On August 27, 1776, the house was used as an artillery position by an estimated 2000 British and hired Hessian soldiers who fired on the Americans, who had already suffered disastrous losses and were fleeing to the American forts across the Gowanus Creek. Some four hundred soldiers of the Maryland Brigade regained the house twice that day but were finally repulsed by the British. No doubt George Washington was resident in the house on that day, though it does not seem likely that he slept there.
Nicholas Vechte, grandson of Claes, lived in the Old Stone House during the Revolutionary War under the British occupation. Upon his death in 1779, the farm he willed to his grandson, Nicholas R. Cowenhoven. In 1797 Cowenhoven sold the house to Jacques Cortelyou, who purchased it for the use of his newly married son, Peter. Peter’s son Jacques inherited the house in 1815. His family was the last to live in the Old Stone House.
After the death of his wife Jacques Cortelyou sold the property to Edwin Litchfield, a railroad developer, in 1852. The house remained standing another forty years and was occupied by an African-American caretaker during that period.
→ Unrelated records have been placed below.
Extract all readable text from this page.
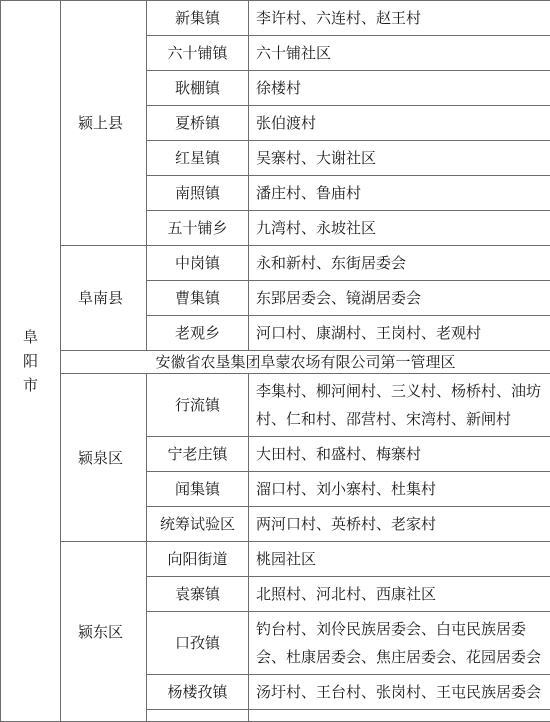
阜阳市	颍上县	新集镇	李许村、六连村、赵王村
		六十铺镇	六十铺社区
		耿棚镇	徐楼村
		夏桥镇	张伯渡村
		红星镇	吴寨村、大谢社区
		南照镇	潘庄村、鲁庙村
		五十铺乡	九湾村、永坡社区
	阜南县	中岗镇	永和新村、东街居委会
		曹集镇	东郢居委会、镜湖居委会
		老观乡	河口村、康湖村、王岗村、老观村
	安徽省农垦集团阜蒙农场有限公司第一管理区		
	颍泉区	行流镇	李集村、柳河闸村、三义村、杨桥村、油坊村、仁和村、邵营村、宋湾村、新闸村
		宁老庄镇	大田村、和盛村、梅寨村
		闻集镇	溜口村、刘小寨村、杜集村
		统筹试验区	两河口村、英桥村、老家村
	颍东区	向阳街道	桃园社区
		袁寨镇	北照村、河北村、西康社区
		口孜镇	钓台村、刘伶民族居委会、白屯民族居委会、杜康居委会、焦庄居委会、花园居委会
		杨楼孜镇	汤圩村、王台村、张岗村、王屯民族居委会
It also served as a club house for the Brooklyn Dodgers before their move to Ebbets Field.
The land that the house was on was purchased by the New York City Parks Department in 1923 and the house, which had been razed and burned in 1897 was excavated in 1930 as half of the house was below street level when street level of Fourth Avenue had been graded up at the end of the ninteenth century. The house was reconstructed in 1934 from the original bricks though it was moved slightly from its original location. It underwent additional restoration in the 1970s and 1990s.
Today the Old Stone House Historic Interpretive Center is operated by the First Battle Revival Alliance, a private group that is named after the battle fought against the British during the American Revolutionary War here.